La Cour constitutionnelle a décidé vendredi de suspendre le décret de la Communauté française instituant un examen d’entrée et d’accès aux études de médecine et de dentisterie pour trois étudiants à la suite d’un recours en extrême urgence intenté auprès de la Cour constitutionnelle. Ces étudiants, n’ayant pu passer le concours de fin d’année car ils n’avaient pas validé les 60 crédits de la première année du cycle, risquaient donc d’être empêchés de poursuivre leurs études .

La Cour suspend donc l’examen d’entrée, uniquement pour les étudiants qui ont suivi un programme allégé et qui ont réussi les cours prévus par leur convention d’allègement, ce qui concerne un nombre d’étudiants “relativement limité” selon le ministre de l’Enseignement supérieur, Jean-Claude Marcourt (PS). Ces derniers devront passer le fameux examen d’entrée en 2018, une fois leurs 60 crédits validés.

Examen d’entrée pour les reçus/collés

L’examen d’entrée est cependant maintenu au 8 septembre 2017 pour les autres étudiants ainsi que pour les reçus/collés, les étudiants en première année qui ont validés les crédits nécessaires pour réussir leur année mais qui ne se sont pas classés en ordre utile suite à leurs résultats lors du concours de fin de première année.

Les étudiants réagissent

Du côté des syndicats étudiants, la Fédération des étudiants francophones dénonce une situation “largement incompréhensible”. “Ainsi, les rhétoriciens vont passer l’examen d’entrée, les allégés ayant réussi tous les cours de leur convention d’allègement ne le passeront pas suite à la décision de la Cour constitutionnelle et les reçus-collés ayant réussi leur année mais n’étant pas classés en ordre utile au concours de juin vont devoir passer cet examen afin d’avoir accès aux crédits du deuxième bloc. On le voit, la volonté de sélection se fait au détriment de la cohérence et du respect des étudiants, une situation épineuse et douloureuse pour de nombreux étudiants et leurs familles”.
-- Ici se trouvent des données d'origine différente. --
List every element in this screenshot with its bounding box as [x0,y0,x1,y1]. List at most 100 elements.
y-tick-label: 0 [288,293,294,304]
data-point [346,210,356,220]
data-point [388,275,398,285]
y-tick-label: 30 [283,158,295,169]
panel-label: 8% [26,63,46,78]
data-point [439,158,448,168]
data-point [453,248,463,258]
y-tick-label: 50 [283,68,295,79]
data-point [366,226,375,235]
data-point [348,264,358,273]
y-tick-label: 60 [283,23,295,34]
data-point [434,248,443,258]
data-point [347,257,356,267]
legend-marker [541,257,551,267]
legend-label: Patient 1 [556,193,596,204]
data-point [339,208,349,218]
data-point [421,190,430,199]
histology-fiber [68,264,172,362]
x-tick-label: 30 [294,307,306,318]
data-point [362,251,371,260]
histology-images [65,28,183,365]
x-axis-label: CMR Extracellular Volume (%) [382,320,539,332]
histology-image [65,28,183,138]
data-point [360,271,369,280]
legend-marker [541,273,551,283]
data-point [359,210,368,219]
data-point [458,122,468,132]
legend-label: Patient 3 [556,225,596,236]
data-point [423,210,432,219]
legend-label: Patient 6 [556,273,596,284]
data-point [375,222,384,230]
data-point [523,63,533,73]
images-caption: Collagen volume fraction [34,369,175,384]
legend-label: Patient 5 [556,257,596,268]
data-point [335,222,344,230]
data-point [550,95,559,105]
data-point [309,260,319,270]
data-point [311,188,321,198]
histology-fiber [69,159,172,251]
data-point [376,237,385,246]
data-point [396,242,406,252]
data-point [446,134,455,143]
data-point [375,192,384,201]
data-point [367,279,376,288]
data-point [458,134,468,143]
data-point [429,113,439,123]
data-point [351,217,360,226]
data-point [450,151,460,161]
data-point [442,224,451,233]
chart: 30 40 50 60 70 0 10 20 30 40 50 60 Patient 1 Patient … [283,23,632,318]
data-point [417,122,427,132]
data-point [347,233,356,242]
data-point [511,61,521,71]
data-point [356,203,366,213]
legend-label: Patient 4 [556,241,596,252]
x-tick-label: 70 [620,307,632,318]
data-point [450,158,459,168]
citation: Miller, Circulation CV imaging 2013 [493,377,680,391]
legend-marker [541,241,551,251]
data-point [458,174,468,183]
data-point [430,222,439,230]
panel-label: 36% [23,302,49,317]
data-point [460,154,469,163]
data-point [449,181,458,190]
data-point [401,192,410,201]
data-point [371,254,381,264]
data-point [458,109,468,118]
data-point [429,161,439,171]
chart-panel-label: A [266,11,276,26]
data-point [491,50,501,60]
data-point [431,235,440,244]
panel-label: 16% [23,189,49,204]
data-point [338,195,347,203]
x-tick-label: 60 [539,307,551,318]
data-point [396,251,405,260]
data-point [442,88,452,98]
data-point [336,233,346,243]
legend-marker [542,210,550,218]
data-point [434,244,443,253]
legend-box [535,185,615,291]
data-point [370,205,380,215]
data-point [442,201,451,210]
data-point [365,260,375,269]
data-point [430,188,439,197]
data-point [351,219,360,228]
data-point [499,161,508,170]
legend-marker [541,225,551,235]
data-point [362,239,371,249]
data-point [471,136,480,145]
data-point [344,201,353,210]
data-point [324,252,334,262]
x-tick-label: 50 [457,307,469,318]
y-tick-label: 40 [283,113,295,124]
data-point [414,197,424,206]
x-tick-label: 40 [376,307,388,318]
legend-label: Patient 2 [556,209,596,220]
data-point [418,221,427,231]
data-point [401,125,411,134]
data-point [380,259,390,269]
Le Comité inter-universitaire des étudiants en médecine (Cium) considère l’examen d’entrée “comme un mal nécessaire car sans lui, des milliers d’étudiants, y compris ceux qui luttent actuellement pour son annulation, se verront refuser leur numéro INAMI, un filtre établi sur base de quotas et qui ne tient pas compte des besoins réels de la population belge en soins de santé”.